Methods: Data was collected during 2018-2019 in Austin, Texas; Harrisonburg, Virginia; and Detroit Metropolitan Area, Michigan as part of as part of the Study of Adolescent Lives after Migration to America (SALaMA), a multi-year, mixed-methods study exploring the mental health and psychosocial wellbeing of newcomers resettled to the U.S. from the MENA region. Semi-structured interviews were held with a purposive sample of educators and other providers responsible for services, programming, or policies relevant to newcomer adolescents and their families. Questions focused on challenges faced by newcomers, as well as available supports, strengths that newcomers brought to their schools and communities, and ideas for promoting positive outcomes for these students. Thematic analysis was conducted on transcripts from these interviews using the constant comparative method (Glaser and Strauss 2017; Silverman 2015) and guided by the framework of culturally responsive pedagogy (Gay 2010; Muñiz 2019).

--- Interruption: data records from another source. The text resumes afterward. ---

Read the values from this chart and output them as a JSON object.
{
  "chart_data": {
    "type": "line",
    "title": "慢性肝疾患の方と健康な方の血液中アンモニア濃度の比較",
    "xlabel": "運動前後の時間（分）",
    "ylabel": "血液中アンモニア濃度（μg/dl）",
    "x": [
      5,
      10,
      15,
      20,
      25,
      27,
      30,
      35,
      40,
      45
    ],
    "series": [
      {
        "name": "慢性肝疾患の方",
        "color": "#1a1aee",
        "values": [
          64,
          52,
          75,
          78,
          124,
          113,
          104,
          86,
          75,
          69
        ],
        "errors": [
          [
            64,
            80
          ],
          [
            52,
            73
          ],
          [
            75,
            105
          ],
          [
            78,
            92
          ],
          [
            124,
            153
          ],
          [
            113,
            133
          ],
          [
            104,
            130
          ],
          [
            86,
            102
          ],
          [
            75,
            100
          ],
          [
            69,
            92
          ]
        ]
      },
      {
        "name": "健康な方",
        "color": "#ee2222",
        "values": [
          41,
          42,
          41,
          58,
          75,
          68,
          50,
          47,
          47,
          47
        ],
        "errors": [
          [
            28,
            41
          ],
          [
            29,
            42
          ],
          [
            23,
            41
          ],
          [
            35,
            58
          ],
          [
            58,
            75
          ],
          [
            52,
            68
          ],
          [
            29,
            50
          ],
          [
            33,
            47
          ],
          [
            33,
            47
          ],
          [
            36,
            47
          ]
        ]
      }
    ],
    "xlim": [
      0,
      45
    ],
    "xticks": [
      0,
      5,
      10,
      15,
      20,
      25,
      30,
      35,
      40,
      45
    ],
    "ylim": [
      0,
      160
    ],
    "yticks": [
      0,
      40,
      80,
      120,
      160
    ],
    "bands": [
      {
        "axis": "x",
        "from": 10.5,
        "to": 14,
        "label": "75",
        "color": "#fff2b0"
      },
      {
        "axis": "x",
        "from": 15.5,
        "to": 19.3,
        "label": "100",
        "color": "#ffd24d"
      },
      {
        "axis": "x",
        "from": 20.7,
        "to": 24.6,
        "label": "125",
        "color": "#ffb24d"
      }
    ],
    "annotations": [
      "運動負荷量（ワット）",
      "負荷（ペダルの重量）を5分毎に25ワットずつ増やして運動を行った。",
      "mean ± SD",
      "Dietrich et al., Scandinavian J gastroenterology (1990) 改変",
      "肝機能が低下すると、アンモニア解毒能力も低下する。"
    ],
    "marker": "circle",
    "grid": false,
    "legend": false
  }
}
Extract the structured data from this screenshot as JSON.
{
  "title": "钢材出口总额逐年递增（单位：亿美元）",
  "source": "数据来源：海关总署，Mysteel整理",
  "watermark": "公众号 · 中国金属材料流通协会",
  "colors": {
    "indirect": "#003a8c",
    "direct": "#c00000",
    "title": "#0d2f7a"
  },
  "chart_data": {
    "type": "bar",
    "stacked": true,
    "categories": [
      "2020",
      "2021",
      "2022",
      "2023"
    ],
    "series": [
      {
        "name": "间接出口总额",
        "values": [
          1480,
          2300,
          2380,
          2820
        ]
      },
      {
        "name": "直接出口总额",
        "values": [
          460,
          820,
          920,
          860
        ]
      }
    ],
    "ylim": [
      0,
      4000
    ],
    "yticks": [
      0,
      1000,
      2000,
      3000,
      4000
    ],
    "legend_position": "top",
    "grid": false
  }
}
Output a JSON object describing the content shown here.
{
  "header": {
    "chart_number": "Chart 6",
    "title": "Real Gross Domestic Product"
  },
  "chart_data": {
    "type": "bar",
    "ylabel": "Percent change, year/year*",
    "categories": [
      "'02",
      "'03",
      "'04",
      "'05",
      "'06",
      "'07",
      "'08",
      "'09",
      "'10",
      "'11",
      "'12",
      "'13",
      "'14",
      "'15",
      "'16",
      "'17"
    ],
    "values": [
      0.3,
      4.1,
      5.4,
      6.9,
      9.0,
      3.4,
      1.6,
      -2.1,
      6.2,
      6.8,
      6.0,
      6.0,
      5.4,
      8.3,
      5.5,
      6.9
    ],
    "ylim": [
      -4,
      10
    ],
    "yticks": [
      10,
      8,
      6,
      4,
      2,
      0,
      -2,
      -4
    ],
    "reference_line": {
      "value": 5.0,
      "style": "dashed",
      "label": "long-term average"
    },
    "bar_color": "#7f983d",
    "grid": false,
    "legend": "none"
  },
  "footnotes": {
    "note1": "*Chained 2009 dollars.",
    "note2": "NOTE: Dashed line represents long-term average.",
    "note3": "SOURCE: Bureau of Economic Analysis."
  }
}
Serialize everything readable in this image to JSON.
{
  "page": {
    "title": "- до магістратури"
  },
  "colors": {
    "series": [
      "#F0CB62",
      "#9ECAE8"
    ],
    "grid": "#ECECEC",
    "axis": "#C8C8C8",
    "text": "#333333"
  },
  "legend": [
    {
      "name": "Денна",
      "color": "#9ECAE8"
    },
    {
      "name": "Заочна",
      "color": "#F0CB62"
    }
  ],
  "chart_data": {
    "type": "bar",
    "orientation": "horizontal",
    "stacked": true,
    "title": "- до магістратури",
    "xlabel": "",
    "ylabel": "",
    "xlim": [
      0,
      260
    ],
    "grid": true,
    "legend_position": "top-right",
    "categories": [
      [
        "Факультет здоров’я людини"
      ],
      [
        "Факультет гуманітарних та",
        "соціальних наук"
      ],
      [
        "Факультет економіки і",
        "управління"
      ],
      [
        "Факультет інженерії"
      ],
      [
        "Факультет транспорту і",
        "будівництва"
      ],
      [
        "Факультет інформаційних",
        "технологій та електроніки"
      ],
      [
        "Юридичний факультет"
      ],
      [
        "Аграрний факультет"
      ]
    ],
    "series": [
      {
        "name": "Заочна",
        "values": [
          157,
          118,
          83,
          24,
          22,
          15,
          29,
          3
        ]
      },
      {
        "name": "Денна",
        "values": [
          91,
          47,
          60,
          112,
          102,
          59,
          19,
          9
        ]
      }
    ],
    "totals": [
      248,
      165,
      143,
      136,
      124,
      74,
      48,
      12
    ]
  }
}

Results: Forty service providers were interviewed across the three sites. Of the providers, 65% (n=26) identified as women; 55% (n=22) were in leadership positions (e.g., administration), while 45% (n=18) were in direct service provision roles. While newcomers and service providers across study sites struggled with acculturative stressors and structural barriers to meaningful engagement, they often overcame those challenges in innovative ways that recognized and drew upon the cultural assets of newcomer students and their families. Schoolwide SEL provided several mechanisms through which schools could facilitate newcomer adjustment and belonging. These included adult SEL (through provider self-reflection and efforts to center students in their learning); school climate (through welcome orientations, restorative and trauma-informed practices, and formal trainings); and family engagement (through the use of school liaisons, programs to address structural needs, and community relationship-building by school leaders).

Conclusions and Implications: Schools play a central role in welcoming young refugees after resettlement. This study highlights the opportunities that schoolwide SEL efforts offer for supporting newcomer integration and belonging through measures to enhance culturally responsive adult SEL, to cultivate more welcoming and inclusive school climates, and to develop strong relationships with newcomer families and communities. Given the centrality of schools and other public services in supporting the resettlement and integration of newcomers, further research should expand these efforts and aim to ascertain the degree to which educators and frontline service providers offer culturally responsive supports.